The Prince George’s County Council unanimously approved a plan Tuesday that would make new developments more welcoming to cyclists and pedestrians, placing the county at the forefront of a movement to limit reliance on cars and reduce pedestrian deaths.
The measure places the needs of cyclists and pedestrians on a par with motorists and gives the county’s planning board a new tool to encourage walking and cycling. The bill was introduced by County Council Vice Chairman Eric Olson (D-College Park) and council member Mel Franklin (D-Upper Marlboro), and County Executive Rushern L. Baker III (D) is expected to sign it into law.
For decades, new developments in Prince George’s and many other jurisdictions have been required to measure the potential traffic they would create and then pay to mitigate it by installing traffic lights, widening roads or adding parking. Little attention has been paid to making new developments more friendly to cyclists or walkers.
The lack of bike paths and sidewalks is especially pronounced in the Washington suburbs, where a string of single-family homes were built without bike paths or sidewalks in the post-World War II era.
The legislation approved Tuesday would require most new developments in the county to calculate not only the amount of car traffic they would generate but also whether the projects are safe for cyclists and walkers. For those that are not, the developer would be asked to improve the area within a half-mile of the project.
In the Washington area, only the city of Rockville requires developers to examine cycling and pedestrian needs, said Cheryl Cort of the Coalition for Smarter Growth. She said that the requirements the county is seeking to impose are rare and that she did not know of any other place in the country that mandates them.
While other jurisdictions in the region, such as the District, Arlington County, Alexandria and Montgomery County have attempted to make their areas more hospitable to cyclists and pedestrians, none has formally required that the assessment be part of a developer’s plan, Cort said.
“We think this bill builds better communities,” Cort told the council. “Not enabling the planning board to make these essential links is an oversight that this bill corrects.”
Greg Billing of the Washington Area Bicyclists Association called the county’s approach “a very simple solution.”
In Prince George’s, most of the affected developers would be in what is known as the developed tier, inside the Beltway and relatively close to the county’s Metro stations.
Some developers worked with Olson to modify the bill to cap the amount they would have to spend to make improvements.

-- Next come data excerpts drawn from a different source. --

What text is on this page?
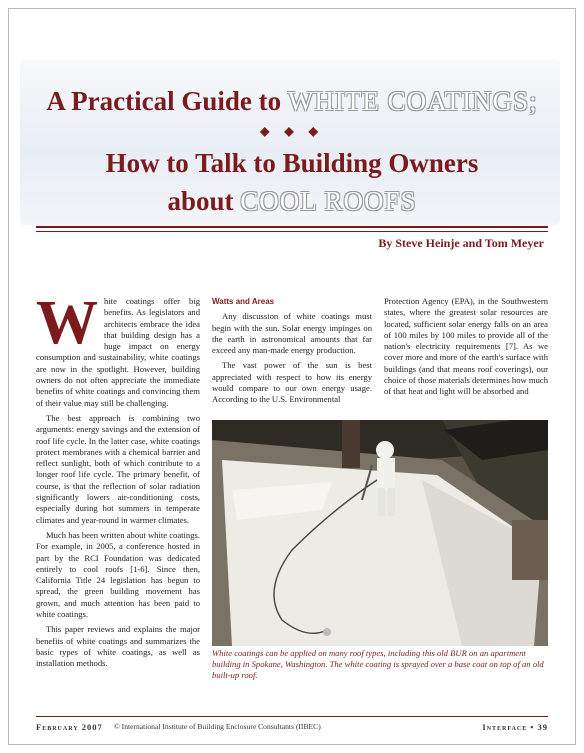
A Practical Guide to WHITE COATINGS;
◆ ◆ ◆
How to Talk to Building Owners
about COOL ROOFS
By Steve Heinje and Tom Meyer

White coatings offer big benefits. As legislators and architects embrace the idea that building design has a huge impact on energy consumption and sustainability, white coatings are now in the spotlight. However, building owners do not often appreciate the immediate benefits of white coatings and convincing them of their value may still be challenging.

The best approach is combining two arguments: energy savings and the extension of roof life cycle. In the latter case, white coatings protect membranes with a chemical barrier and reflect sunlight, both of which contribute to a longer roof life cycle. The primary benefit, of course, is that the reflection of solar radiation significantly lowers air-conditioning costs, especially during hot summers in temperate climates and year-round in warmer climates.

Much has been written about white coatings. For example, in 2005, a conference hosted in part by the RCI Foundation was dedicated entirely to cool roofs [1-6]. Since then, California Title 24 legislation has begun to spread, the green building movement has grown, and much attention has been paid to white coatings.

This paper reviews and explains the major benefits of white coatings and summarizes the basic types of white coatings, as well as installation methods.

Watts and Areas

Any discussion of white coatings must begin with the sun. Solar energy impinges on the earth in astronomical amounts that far exceed any man-made energy production.

The vast power of the sun is best appreciated with respect to how its energy would compare to our own energy usage. According to the U.S. Environmental

Protection Agency (EPA), in the Southwestern states, where the greatest solar resources are located, sufficient solar energy falls on an area of 100 miles by 100 miles to provide all of the nation's electricity requirements [7]. As we cover more and more of the earth's surface with buildings (and that means roof coverings), our choice of those materials determines how much of that heat and light will be absorbed and

White coatings can be applied on many roof types, including this old BUR on an apartment building in Spokane, Washington. The white coating is sprayed over a base coat on top of an old built-up roof.
February 2007 © International Institute of Building Enclosure Consultants (IIBEC)	Interface • 39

In addition to a lack of bike lanes and bike paths, Prince George’s has consistently led the region and the state in pedestrian fatalities. Since 2008, 81 people on foot have died in pedestrian-vehicle accidents, county data show. Maryland is third in the nation in pedestrian deaths.
“This is one important step of many the county can take to address pedestrian fatalities,” Cort said.
Baker recently established a CountyStat office that assessed pedestrian fatalities and accidents and found that the county lacks sufficient sidewalks, crosswalks, bike lanes and lighting in many areas.